Sumar faces the 9-J campaign with better feelings than those accumulated in the consecutive elections in Galicia, Euskadi and Catalonia that have hindered the start of the coalition Government’s legislature. “We knew that it was going to be a cycle in which complexity was going to go from more to less, so we faced the European elections with an undoubted growing momentum,” comments a source installed on the command bridge of the space led by the vice president. second, Yolanda Díaz.

From Sumar they regret that both the calendar and the PSOE’s undisguised objective of devouring all the possible space on its left has prevented them from making profitable their role as the Government’s locomotive in terms of progress and improvements in social rights. But with the recent stop to the Land Law or the extension of the breastfeeding permit, they believe that their work is finally beginning to become visible.

To try to translate this performance into votes, the plurinational group has chosen human rights and migration expert Estrella Galán as a candidate and safeguard of social justice in the current context of the advance of the extreme right on the continent.

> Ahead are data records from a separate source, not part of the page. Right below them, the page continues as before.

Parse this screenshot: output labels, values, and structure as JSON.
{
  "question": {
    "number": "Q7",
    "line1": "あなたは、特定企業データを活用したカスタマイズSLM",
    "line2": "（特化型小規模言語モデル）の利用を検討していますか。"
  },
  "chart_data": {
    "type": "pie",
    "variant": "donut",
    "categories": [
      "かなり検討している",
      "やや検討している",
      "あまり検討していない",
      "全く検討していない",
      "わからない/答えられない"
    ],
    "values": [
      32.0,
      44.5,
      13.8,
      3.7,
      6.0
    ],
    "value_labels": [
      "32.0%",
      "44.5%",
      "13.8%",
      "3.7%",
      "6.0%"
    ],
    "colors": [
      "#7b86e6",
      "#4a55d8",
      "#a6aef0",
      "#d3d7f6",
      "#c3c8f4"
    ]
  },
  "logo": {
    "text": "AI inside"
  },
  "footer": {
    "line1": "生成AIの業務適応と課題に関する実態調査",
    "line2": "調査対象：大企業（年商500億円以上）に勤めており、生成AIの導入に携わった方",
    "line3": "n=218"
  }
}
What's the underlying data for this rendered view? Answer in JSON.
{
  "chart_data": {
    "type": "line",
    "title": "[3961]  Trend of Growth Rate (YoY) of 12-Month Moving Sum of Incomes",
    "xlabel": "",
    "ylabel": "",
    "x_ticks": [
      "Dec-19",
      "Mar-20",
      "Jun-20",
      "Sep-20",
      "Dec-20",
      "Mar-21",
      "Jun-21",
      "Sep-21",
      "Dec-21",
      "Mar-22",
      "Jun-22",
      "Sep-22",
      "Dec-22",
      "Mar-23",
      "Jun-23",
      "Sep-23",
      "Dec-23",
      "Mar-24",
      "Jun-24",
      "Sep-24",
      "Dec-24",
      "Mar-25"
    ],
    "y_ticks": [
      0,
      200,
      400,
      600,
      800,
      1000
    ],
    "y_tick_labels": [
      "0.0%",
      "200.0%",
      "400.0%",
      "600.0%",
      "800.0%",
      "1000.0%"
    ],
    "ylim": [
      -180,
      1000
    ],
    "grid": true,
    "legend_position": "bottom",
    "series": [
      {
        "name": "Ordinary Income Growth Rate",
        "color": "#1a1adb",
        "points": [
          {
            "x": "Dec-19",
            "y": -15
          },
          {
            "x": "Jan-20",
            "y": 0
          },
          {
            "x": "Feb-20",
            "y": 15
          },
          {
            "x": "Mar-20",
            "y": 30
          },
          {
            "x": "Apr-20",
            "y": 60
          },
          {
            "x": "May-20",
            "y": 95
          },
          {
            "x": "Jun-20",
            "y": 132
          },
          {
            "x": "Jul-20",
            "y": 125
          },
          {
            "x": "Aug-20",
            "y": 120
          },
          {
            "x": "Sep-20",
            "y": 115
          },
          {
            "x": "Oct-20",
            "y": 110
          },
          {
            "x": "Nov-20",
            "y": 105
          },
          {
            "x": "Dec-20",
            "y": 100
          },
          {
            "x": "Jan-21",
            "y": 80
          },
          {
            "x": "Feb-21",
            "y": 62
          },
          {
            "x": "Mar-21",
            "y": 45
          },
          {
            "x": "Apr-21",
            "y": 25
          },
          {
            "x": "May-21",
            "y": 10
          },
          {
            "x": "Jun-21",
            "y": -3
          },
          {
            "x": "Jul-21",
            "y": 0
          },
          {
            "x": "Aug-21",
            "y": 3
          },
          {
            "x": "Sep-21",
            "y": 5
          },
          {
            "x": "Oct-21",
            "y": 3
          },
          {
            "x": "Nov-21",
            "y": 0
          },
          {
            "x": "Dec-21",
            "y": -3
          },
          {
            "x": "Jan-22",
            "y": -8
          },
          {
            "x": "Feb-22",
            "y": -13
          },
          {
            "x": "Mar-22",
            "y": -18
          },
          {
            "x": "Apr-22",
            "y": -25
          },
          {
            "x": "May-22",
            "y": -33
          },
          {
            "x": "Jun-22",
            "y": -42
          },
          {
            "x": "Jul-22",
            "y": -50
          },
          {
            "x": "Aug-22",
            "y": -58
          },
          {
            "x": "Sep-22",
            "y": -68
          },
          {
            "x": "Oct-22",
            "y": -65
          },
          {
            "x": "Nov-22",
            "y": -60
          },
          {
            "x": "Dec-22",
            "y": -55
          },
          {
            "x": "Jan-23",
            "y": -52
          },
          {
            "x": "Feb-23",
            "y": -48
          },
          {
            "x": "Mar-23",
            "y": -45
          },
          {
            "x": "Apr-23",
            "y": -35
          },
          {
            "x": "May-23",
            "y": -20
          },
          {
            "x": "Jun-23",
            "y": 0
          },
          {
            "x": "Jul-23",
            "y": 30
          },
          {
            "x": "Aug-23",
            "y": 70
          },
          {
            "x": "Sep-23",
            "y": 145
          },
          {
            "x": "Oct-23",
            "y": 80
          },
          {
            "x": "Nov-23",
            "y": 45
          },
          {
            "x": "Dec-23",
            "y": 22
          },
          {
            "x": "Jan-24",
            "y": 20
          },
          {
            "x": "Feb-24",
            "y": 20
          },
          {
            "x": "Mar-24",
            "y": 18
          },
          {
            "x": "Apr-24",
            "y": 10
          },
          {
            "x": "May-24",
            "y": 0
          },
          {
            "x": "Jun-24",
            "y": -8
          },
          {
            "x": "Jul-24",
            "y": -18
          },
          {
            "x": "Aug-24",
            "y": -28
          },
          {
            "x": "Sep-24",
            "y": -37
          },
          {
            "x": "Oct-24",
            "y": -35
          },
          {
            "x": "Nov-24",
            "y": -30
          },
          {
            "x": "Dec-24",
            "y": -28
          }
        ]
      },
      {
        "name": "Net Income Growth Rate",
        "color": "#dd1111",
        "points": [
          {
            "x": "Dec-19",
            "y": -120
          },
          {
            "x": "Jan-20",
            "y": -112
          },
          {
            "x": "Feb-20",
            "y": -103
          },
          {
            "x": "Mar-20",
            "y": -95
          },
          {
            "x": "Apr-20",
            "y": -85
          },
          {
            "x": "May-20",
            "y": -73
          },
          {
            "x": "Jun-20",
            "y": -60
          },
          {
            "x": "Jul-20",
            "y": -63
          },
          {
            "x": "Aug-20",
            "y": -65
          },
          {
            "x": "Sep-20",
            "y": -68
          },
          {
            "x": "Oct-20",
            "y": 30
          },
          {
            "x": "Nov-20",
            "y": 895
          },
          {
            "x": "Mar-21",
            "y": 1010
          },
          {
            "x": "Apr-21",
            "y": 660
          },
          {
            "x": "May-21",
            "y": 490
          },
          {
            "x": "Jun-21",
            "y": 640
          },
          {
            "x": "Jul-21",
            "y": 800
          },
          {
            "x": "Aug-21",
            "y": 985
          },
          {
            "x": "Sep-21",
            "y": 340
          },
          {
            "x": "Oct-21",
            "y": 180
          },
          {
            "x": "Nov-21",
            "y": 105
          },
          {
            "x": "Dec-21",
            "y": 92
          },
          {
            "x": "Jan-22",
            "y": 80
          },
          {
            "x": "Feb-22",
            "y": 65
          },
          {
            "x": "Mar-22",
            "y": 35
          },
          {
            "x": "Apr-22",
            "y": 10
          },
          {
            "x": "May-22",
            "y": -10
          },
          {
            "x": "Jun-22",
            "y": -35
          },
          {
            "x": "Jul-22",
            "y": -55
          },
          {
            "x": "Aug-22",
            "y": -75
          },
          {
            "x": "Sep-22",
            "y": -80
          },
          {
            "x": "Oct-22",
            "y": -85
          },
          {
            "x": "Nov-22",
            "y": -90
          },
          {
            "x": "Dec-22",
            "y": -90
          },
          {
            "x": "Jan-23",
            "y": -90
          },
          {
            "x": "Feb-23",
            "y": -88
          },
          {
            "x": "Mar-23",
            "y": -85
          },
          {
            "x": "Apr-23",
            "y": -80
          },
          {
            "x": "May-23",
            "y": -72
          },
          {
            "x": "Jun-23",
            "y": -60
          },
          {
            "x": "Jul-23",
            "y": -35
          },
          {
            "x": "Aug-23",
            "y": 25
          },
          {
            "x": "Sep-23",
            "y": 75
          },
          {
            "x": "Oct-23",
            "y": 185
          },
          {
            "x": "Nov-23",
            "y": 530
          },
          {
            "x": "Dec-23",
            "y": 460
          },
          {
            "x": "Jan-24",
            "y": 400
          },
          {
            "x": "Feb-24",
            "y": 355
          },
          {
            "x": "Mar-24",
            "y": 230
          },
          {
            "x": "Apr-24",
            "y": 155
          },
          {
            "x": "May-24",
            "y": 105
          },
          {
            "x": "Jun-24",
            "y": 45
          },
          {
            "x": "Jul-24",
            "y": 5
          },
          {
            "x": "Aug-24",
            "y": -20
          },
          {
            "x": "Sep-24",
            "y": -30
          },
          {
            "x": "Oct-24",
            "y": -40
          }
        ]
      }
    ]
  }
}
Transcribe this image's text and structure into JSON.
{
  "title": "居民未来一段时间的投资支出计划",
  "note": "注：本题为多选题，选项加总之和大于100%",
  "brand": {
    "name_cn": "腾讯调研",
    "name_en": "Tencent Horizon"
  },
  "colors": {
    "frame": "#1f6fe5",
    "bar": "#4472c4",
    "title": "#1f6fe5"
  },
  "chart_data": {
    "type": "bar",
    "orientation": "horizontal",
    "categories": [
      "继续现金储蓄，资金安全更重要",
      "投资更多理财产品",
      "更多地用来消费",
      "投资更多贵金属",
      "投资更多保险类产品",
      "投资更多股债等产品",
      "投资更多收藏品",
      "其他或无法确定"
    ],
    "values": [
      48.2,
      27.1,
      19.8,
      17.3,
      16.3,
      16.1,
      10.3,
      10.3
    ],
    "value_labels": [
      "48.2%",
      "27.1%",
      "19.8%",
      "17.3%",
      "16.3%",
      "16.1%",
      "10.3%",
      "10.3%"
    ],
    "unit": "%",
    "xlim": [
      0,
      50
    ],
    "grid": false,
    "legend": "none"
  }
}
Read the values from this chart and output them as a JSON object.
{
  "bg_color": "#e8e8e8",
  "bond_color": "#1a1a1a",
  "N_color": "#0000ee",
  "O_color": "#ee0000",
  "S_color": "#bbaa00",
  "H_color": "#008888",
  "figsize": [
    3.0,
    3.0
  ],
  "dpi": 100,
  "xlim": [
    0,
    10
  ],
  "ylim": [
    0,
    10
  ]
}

On the battlefield of the left, and since they ended their tense coalition in December, one of the ways to gauge Sumar’s performance is by comparing its results with those of Podemos, and vice versa.

And after losing two roscos in the Galician and Basque elections, and declining to participate in the Catalan ones, the purple party has chosen to risk all its political capital – its four deputies in Congress are integrated into the mixed group – on a double or nothing with the former Minister of Equality as a candidate. A kind of plebiscite between Irene Montero and Yolanda Díaz with which to measure the political weight of each one.

“They didn’t want primaries at the time, but they are going to have them now,” defiantly point out from Podemos.